Ft. Myers, FL — A robotics technology firm and a university will collaborate to accelerate development and use of unmanned robotic vehicles in a variety of applications. Innova Holdings Inc. , a robotics technology firm, and the college of engineering at the University of South Florida at Tampa have agreed to jointly undertake research and development projects in unmanned ground and aerial robotics, RF, infrared, and wireless controls, and in open-architecture PC systems.

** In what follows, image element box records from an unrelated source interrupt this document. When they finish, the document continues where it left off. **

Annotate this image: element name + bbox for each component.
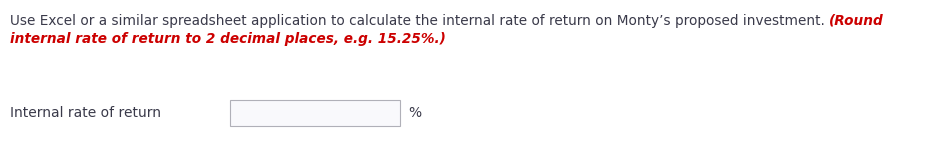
Text: (Round: (Round (829, 14, 883, 28)
Text: Use Excel or a similar spreadsheet application to calculate the internal rate of: Use Excel or a similar spreadsheet appli… (10, 14, 829, 28)
FancyBboxPatch shape (230, 100, 400, 126)
Text: %: % (407, 106, 420, 120)
Text: internal rate of return to 2 decimal places, e.g. 15.25%.): internal rate of return to 2 decimal pla… (10, 32, 445, 46)
Text: Internal rate of return: Internal rate of return (10, 106, 161, 120)
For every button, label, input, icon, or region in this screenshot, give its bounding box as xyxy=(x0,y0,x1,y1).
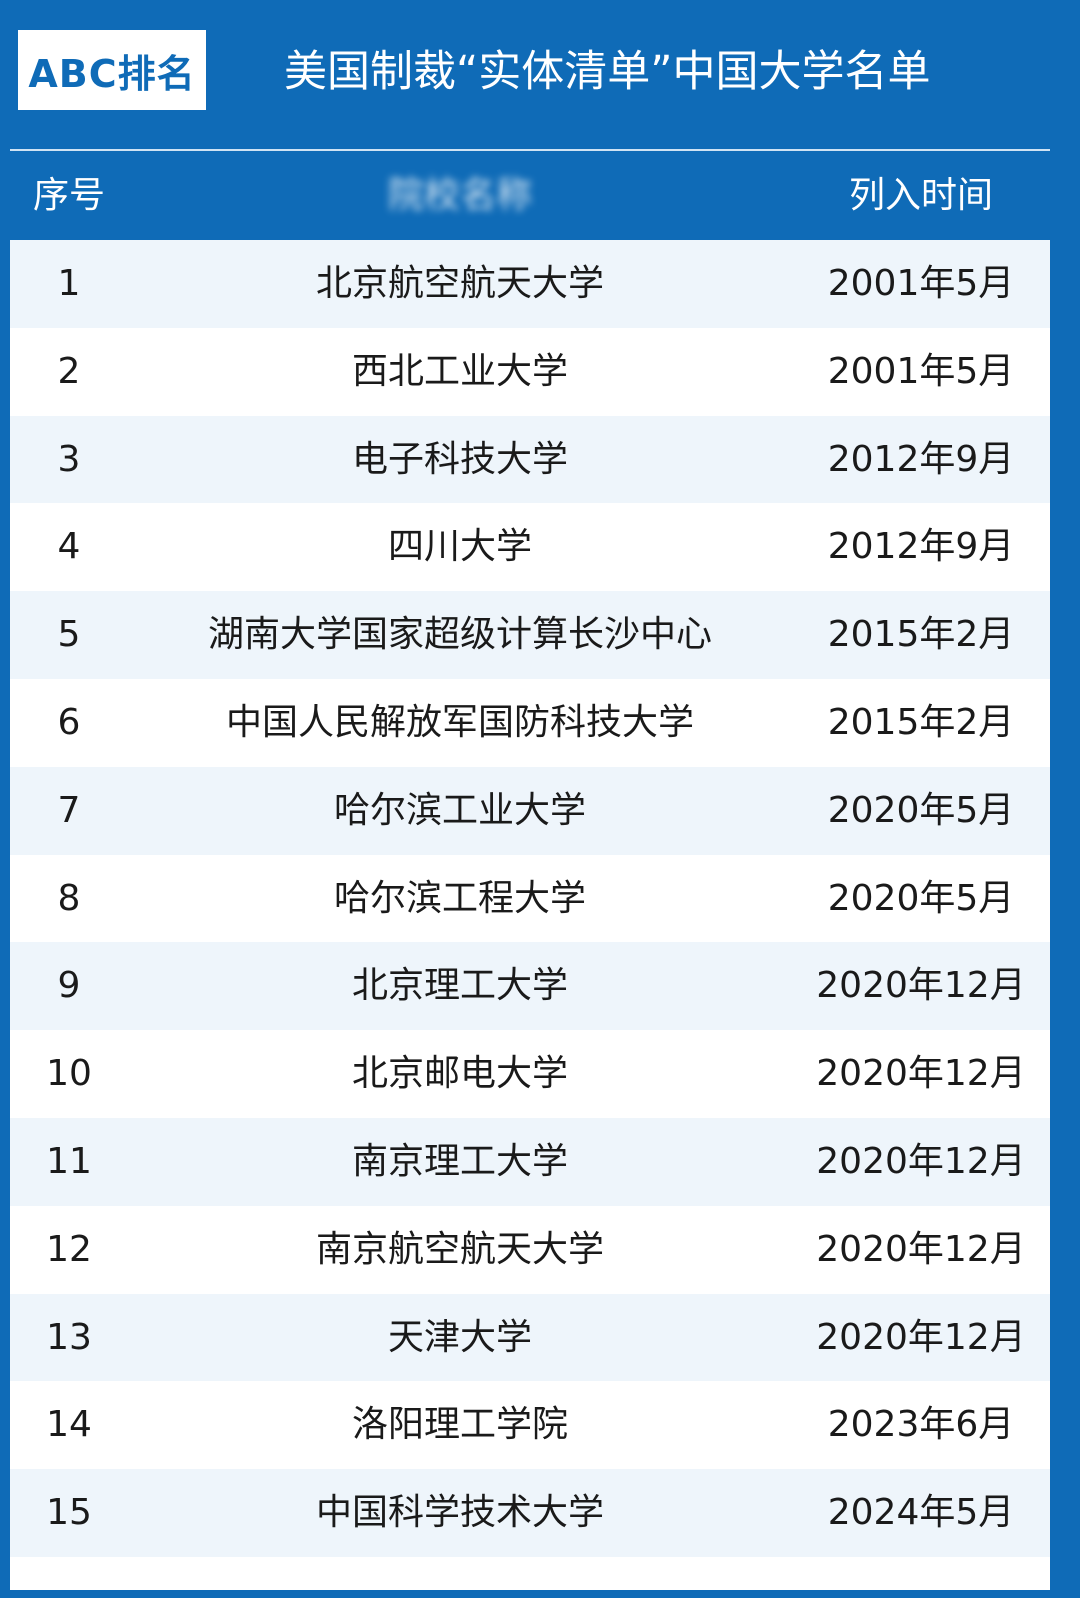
table-row: 2 西北工业大学 2001年5月 xyxy=(10,328,1050,416)
row-index: 11 xyxy=(46,1141,92,1182)
table-row: 8 哈尔滨工程大学 2020年5月 xyxy=(10,855,1050,943)
row-university-name: 西北工业大学 xyxy=(351,350,568,392)
header-index: 序号 xyxy=(32,175,105,216)
row-university-name: 北京理工大学 xyxy=(351,965,568,1007)
row-university-name: 四川大学 xyxy=(387,526,532,568)
table-row: 14 洛阳理工学院 2023年6月 xyxy=(10,1381,1050,1469)
row-index: 5 xyxy=(57,614,81,656)
table-row: 15 中国科学技术大学 2024年5月 xyxy=(10,1469,1050,1557)
row-listing-date: 2020年5月 xyxy=(827,877,1015,919)
row-listing-date: 2015年2月 xyxy=(827,702,1015,743)
table-row: 12 南京航空航天大学 2020年12月 xyxy=(10,1206,1050,1294)
row-index: 9 xyxy=(57,965,81,1007)
row-index: 2 xyxy=(57,350,81,392)
row-index: 14 xyxy=(46,1404,92,1446)
row-index: 6 xyxy=(57,702,81,743)
table-header: 序号 院校名称 列入时间 xyxy=(10,152,1050,240)
row-listing-date: 2020年12月 xyxy=(816,1228,1026,1270)
row-university-name: 南京理工大学 xyxy=(351,1141,568,1182)
university-table: 1 北京航空航天大学 2001年5月 2 西北工业大学 2001年5月 3 电子科技大学 201… xyxy=(10,240,1050,1590)
row-listing-date: 2012年9月 xyxy=(827,526,1015,568)
row-index: 4 xyxy=(57,526,81,568)
row-university-name: 洛阳理工学院 xyxy=(351,1404,568,1446)
row-index: 12 xyxy=(46,1228,92,1270)
row-listing-date: 2020年12月 xyxy=(816,1053,1026,1095)
table-row: 9 北京理工大学 2020年12月 xyxy=(10,942,1050,1031)
row-university-name: 北京航空航天大学 xyxy=(315,263,604,304)
table-row: 4 四川大学 2012年9月 xyxy=(10,503,1050,591)
row-index: 13 xyxy=(46,1316,92,1358)
row-university-name: 天津大学 xyxy=(387,1316,532,1358)
table-row: 7 哈尔滨工业大学 2020年5月 xyxy=(10,766,1050,855)
row-listing-date: 2020年12月 xyxy=(816,1141,1026,1182)
row-listing-date: 2020年12月 xyxy=(816,965,1026,1007)
row-university-name: 南京航空航天大学 xyxy=(315,1228,604,1270)
header-name: 院校名称 xyxy=(387,175,532,216)
row-university-name: 中国科学技术大学 xyxy=(315,1492,604,1534)
row-listing-date: 2020年5月 xyxy=(827,789,1015,831)
row-listing-date: 2001年5月 xyxy=(827,263,1015,304)
row-index: 3 xyxy=(57,438,81,480)
row-listing-date: 2020年12月 xyxy=(816,1316,1026,1358)
table-row: 1 北京航空航天大学 2001年5月 xyxy=(10,240,1050,328)
row-listing-date: 2023年6月 xyxy=(827,1404,1015,1446)
row-index: 10 xyxy=(46,1053,92,1095)
table-row: 5 湖南大学国家超级计算长沙中心 2015年2月 xyxy=(10,591,1050,679)
page-title: 美国制裁“实体清单”中国大学名单 xyxy=(284,47,931,97)
logo-text: ABC排名 xyxy=(28,51,196,96)
row-university-name: 电子科技大学 xyxy=(351,438,568,480)
row-index: 8 xyxy=(57,877,81,919)
row-listing-date: 2015年2月 xyxy=(827,614,1015,656)
row-index: 1 xyxy=(57,263,81,304)
row-university-name: 北京邮电大学 xyxy=(351,1053,568,1095)
table-row: 6 中国人民解放军国防科技大学 2015年2月 xyxy=(10,679,1050,767)
row-university-name: 哈尔滨工业大学 xyxy=(333,789,586,831)
abc-ranking-logo: ABC排名 xyxy=(18,30,206,110)
table-row: 13 天津大学 2020年12月 xyxy=(10,1293,1050,1382)
row-index: 15 xyxy=(46,1492,92,1534)
header-date: 列入时间 xyxy=(848,175,993,216)
row-listing-date: 2012年9月 xyxy=(827,438,1015,480)
row-listing-date: 2001年5月 xyxy=(827,350,1015,392)
table-row: 3 电子科技大学 2012年9月 xyxy=(10,415,1050,504)
table-row: 10 北京邮电大学 2020年12月 xyxy=(10,1030,1050,1118)
row-listing-date: 2024年5月 xyxy=(827,1492,1015,1534)
table-row: 11 南京理工大学 2020年12月 xyxy=(10,1118,1050,1206)
row-index: 7 xyxy=(57,789,81,831)
row-university-name: 哈尔滨工程大学 xyxy=(333,877,586,919)
row-university-name: 湖南大学国家超级计算长沙中心 xyxy=(207,614,712,656)
header-divider xyxy=(10,149,1050,151)
row-university-name: 中国人民解放军国防科技大学 xyxy=(225,702,694,743)
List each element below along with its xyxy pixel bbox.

“This alliance gives us the opportunity to implement and test our autonomous navigation systems, sensor-based controllers, stereo vision, and hardware and software interfaces on their [Innova] robot platforms,” said Prof. Kimon Valavanis, Ph. D., head of the Unmanned Vehicle Systems Research Group at the college. The group researches and develops new methods and technologies related to autonomous navigation, reconnaissance, surveillance, patrolling, and the like using heterogeneous assets of unmanned vehicles.
The agreement will leverage Innova’s expertise in unmanned systems, evidenced by its work with NASA Goddard Space Flight Center for control systems for robotic mechanisms; its role in implementing the recently announced Microsoft Robotics Studio, a Windows-based robotic application development environment; and its contributions to the U.S. government-sponsored Joint Architecture for Unmanned Ground Systems (JAUS) standards committee.
Said Walter K. Weisel, chairman and CEO of Innova Holdings, “This ad hoc consortium will no doubt be at the forefront of development and deployment of unmanned robotic vehicles that will save lives, increase security, and drive industry toward viable applications we can only imagine at this point.”